On the use of surface and ground temperature data to recover soil water content information

Abstract

Ground temperature measurements are largely used in agronomy, hydrology, or climatology. As temperature variations in the subsurface depends on its thermal diffusivity which itself is a function of water content, temperature measurements are also relevant in hydrogeophysics. In this paper, we model surface and underground (60 cm depth) temperature data to analyze the time variations of soil water content over one year. We have considered two modelling approaches. We first invert the data using a homogeneous half-space model to recover the apparent effective soil water saturation. For that, we examine several thermal diffusivity-water content relations and conclude that among them only Johansen's relation is physically acceptable. As expected, the apparent effective saturation is maximal at the beginning of the spring, and then it decreases until the end of the summer. In the second approach, we use a two-layer model with fixed thermal parameters in both layers (top: unsaturated zone; bottom: saturated zone), and invert the data to monitor the time variations of the interface depth.

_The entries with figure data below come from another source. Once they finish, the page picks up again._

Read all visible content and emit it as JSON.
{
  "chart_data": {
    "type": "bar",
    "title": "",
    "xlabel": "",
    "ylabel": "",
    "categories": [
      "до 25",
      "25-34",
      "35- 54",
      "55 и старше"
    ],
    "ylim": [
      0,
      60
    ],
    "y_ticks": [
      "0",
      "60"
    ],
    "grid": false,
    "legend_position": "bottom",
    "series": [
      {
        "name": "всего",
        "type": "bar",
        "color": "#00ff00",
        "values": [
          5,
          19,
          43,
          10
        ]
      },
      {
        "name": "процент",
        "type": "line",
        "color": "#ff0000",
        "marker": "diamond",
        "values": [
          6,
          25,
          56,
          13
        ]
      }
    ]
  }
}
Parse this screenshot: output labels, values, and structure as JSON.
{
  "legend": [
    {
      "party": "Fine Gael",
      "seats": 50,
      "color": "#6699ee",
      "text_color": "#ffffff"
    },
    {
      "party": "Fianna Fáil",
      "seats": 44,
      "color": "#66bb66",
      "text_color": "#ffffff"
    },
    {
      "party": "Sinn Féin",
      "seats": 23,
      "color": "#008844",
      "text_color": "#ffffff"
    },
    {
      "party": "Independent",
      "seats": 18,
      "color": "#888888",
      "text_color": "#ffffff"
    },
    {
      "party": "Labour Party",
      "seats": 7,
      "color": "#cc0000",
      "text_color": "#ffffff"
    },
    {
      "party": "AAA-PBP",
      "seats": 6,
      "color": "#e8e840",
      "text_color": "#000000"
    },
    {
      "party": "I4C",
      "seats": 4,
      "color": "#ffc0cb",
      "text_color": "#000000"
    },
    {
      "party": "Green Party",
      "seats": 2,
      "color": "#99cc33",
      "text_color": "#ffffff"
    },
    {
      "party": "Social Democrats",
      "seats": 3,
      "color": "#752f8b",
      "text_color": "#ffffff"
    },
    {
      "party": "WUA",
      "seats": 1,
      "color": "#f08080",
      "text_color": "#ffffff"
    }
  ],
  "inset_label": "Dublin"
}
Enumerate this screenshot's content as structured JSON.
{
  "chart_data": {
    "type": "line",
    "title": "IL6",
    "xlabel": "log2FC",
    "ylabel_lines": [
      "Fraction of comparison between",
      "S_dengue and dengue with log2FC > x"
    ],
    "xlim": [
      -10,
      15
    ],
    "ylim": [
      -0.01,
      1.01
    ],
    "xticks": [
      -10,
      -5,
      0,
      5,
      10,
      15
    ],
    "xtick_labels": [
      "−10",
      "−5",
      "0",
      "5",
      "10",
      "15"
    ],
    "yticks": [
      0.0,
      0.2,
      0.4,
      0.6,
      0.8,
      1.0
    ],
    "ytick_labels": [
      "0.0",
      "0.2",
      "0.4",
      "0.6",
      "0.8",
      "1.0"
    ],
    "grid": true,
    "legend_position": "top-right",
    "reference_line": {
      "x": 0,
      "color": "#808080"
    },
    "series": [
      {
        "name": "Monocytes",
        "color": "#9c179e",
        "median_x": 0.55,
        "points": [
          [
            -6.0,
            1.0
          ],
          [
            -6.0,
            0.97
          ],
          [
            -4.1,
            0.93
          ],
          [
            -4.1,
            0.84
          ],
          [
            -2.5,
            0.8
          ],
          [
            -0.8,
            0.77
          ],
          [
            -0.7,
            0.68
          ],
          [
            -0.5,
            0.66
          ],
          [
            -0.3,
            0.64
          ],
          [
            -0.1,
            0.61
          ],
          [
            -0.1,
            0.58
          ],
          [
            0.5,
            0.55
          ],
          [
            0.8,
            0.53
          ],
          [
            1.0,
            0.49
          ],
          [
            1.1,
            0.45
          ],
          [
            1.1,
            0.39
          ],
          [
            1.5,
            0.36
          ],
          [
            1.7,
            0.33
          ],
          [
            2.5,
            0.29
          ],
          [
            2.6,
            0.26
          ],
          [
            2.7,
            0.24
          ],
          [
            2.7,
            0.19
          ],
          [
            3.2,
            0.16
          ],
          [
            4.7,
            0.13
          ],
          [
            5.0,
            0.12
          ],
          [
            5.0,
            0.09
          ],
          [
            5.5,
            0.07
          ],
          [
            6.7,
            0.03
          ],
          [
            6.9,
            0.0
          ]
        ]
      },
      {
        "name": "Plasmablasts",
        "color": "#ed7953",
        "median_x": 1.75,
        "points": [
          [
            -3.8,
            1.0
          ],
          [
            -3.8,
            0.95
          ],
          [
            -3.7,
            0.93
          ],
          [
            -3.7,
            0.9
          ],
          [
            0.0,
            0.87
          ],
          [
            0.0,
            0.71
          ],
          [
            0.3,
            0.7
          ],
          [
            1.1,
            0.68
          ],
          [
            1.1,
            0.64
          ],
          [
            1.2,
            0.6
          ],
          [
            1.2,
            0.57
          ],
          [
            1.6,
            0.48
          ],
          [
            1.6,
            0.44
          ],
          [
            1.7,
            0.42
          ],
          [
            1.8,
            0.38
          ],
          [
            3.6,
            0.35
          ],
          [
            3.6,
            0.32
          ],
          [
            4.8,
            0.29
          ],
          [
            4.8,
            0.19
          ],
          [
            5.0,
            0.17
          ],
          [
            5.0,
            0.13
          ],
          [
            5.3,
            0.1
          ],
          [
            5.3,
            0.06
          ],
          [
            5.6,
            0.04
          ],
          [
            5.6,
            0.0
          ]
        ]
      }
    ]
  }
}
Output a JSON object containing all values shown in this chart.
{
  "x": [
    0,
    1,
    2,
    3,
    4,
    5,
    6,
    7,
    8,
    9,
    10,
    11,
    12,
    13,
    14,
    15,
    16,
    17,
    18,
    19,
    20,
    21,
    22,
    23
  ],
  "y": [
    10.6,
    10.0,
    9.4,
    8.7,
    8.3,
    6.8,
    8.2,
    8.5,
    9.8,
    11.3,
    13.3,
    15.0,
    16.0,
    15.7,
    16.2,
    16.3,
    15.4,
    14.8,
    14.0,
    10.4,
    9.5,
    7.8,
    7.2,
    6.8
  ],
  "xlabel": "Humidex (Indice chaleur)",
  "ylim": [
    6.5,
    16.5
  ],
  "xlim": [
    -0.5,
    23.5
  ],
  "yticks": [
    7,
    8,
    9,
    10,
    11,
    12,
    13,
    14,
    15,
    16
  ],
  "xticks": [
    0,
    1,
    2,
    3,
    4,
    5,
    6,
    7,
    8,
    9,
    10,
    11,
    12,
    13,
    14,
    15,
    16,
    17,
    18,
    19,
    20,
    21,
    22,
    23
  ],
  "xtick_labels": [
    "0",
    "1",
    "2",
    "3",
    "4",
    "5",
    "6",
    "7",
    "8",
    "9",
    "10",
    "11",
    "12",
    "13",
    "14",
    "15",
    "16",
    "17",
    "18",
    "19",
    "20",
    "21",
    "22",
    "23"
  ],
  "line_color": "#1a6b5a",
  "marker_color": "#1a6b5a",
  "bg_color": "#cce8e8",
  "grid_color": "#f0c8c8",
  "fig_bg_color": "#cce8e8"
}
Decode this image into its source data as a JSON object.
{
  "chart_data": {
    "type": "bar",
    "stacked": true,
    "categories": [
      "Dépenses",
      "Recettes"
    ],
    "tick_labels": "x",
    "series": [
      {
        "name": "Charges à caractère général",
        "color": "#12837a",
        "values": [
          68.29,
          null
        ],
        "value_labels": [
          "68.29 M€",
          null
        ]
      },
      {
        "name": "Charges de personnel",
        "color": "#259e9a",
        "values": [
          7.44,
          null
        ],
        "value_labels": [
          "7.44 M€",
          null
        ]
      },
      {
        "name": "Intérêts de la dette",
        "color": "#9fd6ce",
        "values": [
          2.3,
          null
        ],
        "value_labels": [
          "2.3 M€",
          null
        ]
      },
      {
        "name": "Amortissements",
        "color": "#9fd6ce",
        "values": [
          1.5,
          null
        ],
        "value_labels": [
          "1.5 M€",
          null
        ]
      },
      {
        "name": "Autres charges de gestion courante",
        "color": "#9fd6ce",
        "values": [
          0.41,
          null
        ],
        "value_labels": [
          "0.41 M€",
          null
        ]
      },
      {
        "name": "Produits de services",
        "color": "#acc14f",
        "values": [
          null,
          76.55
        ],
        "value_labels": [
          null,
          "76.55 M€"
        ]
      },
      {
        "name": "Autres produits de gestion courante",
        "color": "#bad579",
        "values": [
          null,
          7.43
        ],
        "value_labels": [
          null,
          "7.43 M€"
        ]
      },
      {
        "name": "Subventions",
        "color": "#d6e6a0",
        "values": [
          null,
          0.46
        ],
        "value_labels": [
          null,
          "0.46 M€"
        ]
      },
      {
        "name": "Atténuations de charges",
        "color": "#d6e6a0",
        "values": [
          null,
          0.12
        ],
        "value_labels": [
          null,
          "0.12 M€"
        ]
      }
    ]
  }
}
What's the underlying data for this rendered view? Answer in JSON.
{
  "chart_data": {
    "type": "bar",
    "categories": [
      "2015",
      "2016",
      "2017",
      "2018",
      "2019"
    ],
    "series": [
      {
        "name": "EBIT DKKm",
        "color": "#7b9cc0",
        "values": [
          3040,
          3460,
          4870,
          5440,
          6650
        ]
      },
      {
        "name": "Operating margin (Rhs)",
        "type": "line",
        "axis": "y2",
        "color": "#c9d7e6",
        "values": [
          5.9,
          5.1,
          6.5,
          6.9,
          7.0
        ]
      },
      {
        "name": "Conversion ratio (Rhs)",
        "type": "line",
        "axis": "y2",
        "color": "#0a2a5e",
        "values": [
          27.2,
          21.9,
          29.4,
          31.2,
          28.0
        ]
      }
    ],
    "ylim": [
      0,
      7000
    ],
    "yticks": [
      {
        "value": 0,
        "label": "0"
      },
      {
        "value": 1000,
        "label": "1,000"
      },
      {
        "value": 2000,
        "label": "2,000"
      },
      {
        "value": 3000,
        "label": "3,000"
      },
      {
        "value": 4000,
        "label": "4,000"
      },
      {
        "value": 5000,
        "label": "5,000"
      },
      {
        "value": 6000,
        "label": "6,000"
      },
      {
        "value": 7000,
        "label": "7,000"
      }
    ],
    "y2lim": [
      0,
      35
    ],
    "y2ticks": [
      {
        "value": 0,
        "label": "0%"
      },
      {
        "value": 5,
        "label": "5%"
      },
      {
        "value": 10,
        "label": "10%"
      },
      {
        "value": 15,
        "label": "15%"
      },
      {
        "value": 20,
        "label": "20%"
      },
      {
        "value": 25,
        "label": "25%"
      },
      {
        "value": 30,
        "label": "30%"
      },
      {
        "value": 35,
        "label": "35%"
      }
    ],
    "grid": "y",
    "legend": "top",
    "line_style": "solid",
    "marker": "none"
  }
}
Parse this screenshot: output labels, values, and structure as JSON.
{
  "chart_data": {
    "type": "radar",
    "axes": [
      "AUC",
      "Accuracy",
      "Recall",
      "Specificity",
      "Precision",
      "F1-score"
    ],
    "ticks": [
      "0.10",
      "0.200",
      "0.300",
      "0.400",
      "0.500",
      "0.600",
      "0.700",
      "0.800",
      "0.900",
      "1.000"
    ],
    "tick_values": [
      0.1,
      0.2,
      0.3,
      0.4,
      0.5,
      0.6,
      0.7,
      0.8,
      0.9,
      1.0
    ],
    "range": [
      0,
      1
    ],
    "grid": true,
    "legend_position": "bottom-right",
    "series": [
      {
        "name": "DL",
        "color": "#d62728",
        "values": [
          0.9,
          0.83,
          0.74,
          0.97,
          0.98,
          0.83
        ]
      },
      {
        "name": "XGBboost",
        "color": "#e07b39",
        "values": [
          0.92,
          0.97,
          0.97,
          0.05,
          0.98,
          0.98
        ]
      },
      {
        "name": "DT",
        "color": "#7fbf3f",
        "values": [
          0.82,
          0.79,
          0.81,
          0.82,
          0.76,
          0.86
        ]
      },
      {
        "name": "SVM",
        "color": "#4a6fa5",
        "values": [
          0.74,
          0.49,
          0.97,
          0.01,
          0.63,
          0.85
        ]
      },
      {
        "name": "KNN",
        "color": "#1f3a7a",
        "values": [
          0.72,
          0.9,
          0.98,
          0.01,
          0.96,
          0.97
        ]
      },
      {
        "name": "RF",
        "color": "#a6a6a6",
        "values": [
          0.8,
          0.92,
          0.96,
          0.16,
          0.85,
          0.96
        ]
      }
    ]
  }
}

The obtained depths are coherent with the results of the first approach and show that the soil is unsaturated over more than ten centimetres by the end of the summer. Even though more complex multi-layer models including capillary effects would probably be constrained by using temperature data measured at more than two depths, our results on this data set show the usefulness of introducing apparent parameters that provide different simple means to characterize the complex heterogeneous subsurface.